As The Punch Escrow is set in the mid-twenty-second century, I expect history will show I’ve gotten a lot of things wrong. I did my very best to avoid such missteps, but since I am only a fan of quantum physics and not a quantum physicist myself, I leaned on my friend Joe Santoro, a real-life medical physicist, to vet—and sometimes invent—the science necessary to make this world scientifically plausible. Joe is one of the nicest, smartest guys I know. He’s probably blushing, reading this. Still, without him, there never would have been a Punch Escrow.
In April of 2016, after I was sure this book would be published, I conducted a short interview with Joe.
Tal: Let’s get the obligatories out of the way. Please state your name and what you do for a living.

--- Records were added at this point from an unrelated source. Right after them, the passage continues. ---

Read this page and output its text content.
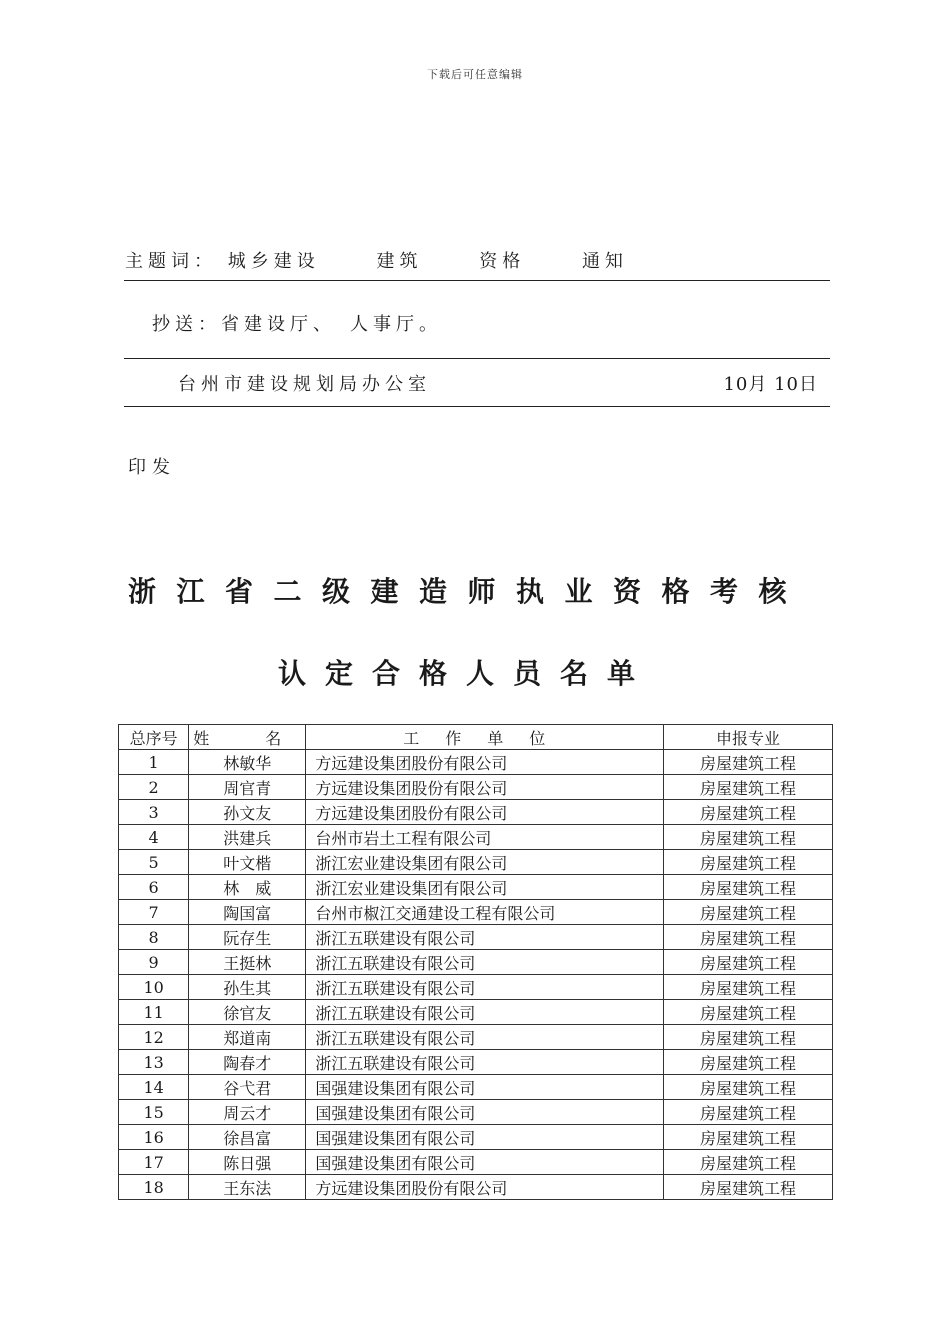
下载后可任意编辑
主题词： 城乡建设	建筑	资格	通知
抄送：省建设厅、　人事厅。
台州市建设规划局办公室	10月 10日
印发
浙江省二级建造师执业资格考核
认定合格人员名单
总序号	姓　名	工作单位	申报专业
1	林敏华	方远建设集团股份有限公司	房屋建筑工程
2	周官青	方远建设集团股份有限公司	房屋建筑工程
3	孙文友	方远建设集团股份有限公司	房屋建筑工程
4	洪建兵	台州市岩土工程有限公司	房屋建筑工程
5	叶文楷	浙江宏业建设集团有限公司	房屋建筑工程
6	林　威	浙江宏业建设集团有限公司	房屋建筑工程
7	陶国富	台州市椒江交通建设工程有限公司	房屋建筑工程
8	阮存生	浙江五联建设有限公司	房屋建筑工程
9	王挺林	浙江五联建设有限公司	房屋建筑工程
10	孙生其	浙江五联建设有限公司	房屋建筑工程
11	徐官友	浙江五联建设有限公司	房屋建筑工程
12	郑道南	浙江五联建设有限公司	房屋建筑工程
13	陶春才	浙江五联建设有限公司	房屋建筑工程
14	谷弋君	国强建设集团有限公司	房屋建筑工程
15	周云才	国强建设集团有限公司	房屋建筑工程
16	徐昌富	国强建设集团有限公司	房屋建筑工程
17	陈日强	国强建设集团有限公司	房屋建筑工程
18	王东法	方远建设集团股份有限公司	房屋建筑工程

Joe: My name is Joe Santoro, and I am a medical physicist. I work in a radiation oncology clinic at a hospital on Long Island. We’re the guys who make sure the medical linear accelerator is delivering the correct radiation dose to patients undergoing radiation therapy. We also come up with the treatment plans for patients that dictate where the radiation will get delivered. We’re responsible for routine quality assurance of most of the various components that comprise the radiation delivery chain, i.e. the CT scanners, LINAC, on-treatment imaging, et cetera.

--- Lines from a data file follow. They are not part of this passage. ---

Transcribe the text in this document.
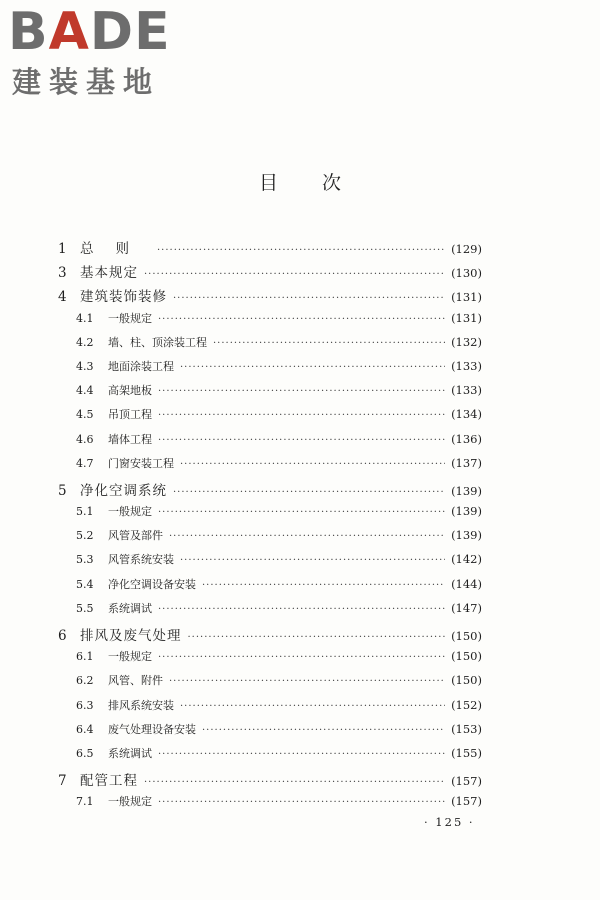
BADE
建装基地
目次
1 总则 ·····	(129)
3 基本规定 ·····	(130)
4 建筑装饰装修 ·····	(131)
4.1	一般规定 ·····	(131)
4.2	墙、柱、顶涂装工程 ·····	(132)
4.3	地面涂装工程 ·····	(133)
4.4	高架地板 ·····	(133)
4.5	吊顶工程 ·····	(134)
4.6	墙体工程 ·····	(136)
4.7	门窗安装工程 ·····	(137)
5 净化空调系统 ·····	(139)
5.1	一般规定 ·····	(139)
5.2	风管及部件 ·····	(139)
5.3	风管系统安装 ·····	(142)
5.4	净化空调设备安装 ·····	(144)
5.5	系统调试 ·····	(147)
6 排风及废气处理 ·····	(150)
6.1	一般规定 ·····	(150)
6.2	风管、附件 ·····	(150)
6.3	排风系统安装 ·····	(152)
6.4	废气处理设备安装 ·····	(153)
6.5	系统调试 ·····	(155)
7 配管工程 ·····	(157)
7.1	一般规定 ·····	(157)
· 125 ·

Tal: What made you want to get into physics?
Joe: Now you’re making me use my way-back machine. I guess I would have to narrow it down to three things at a really early age: astronomy (just looking up at the sky), magnets (which are cool at any age), and a fascination with things just crashing into one another. I subsequently became obsessed with meteorology to the point where I was making weather reports daily and posting them on the classroom door. Incidentally I didn’t end up “specializing” in either meteorology or astronomy, but these early interests were springboards into studying (particle) physics and mathematics later in life. To this day I still love a great meteor shower, looking up at the moon, or spending hours a day on Wunderground.com
Tal: In science fiction books, scientists are often presented as characters with no sense of humor. I think that’s why Andy Weir’s The Martian was so beloved by the scientific community, because it presented hard science side by side with toilet humor. It was something I wanted to capture in Sylvia. She’s a quantum physicist, but one who’s also happy to drop a fart joke at any given moment. As a professional physicist, how much of a role does humor play into your daily work life? Can you cite any examples?
Joe: It’s funny you ask that. When I think back on the influences that shaped my personality as a scientist (and just a regular person), I think of Peter Venkman (Bill Murray’s character in Ghostbusters) and Chris Knight (Val Kilmer’s character in Real Genius). Perhaps it was just a function of watching and rewatching these movies at a really mentally malleable age, but both characters made the prospect of being a scientist seem like something really cool to aspire to.
???I think having a good sense of humor allows you to deal with the absurdity, randomness, beauty, and cruelty of the universe in a way that complements science’s attempt to establish some sort of framework for all that. I think taking oneself too seriously is a hazard in both scientific pursuit and life’s pursuits. After all, what’s the point if you can’t have a good laugh every now and then?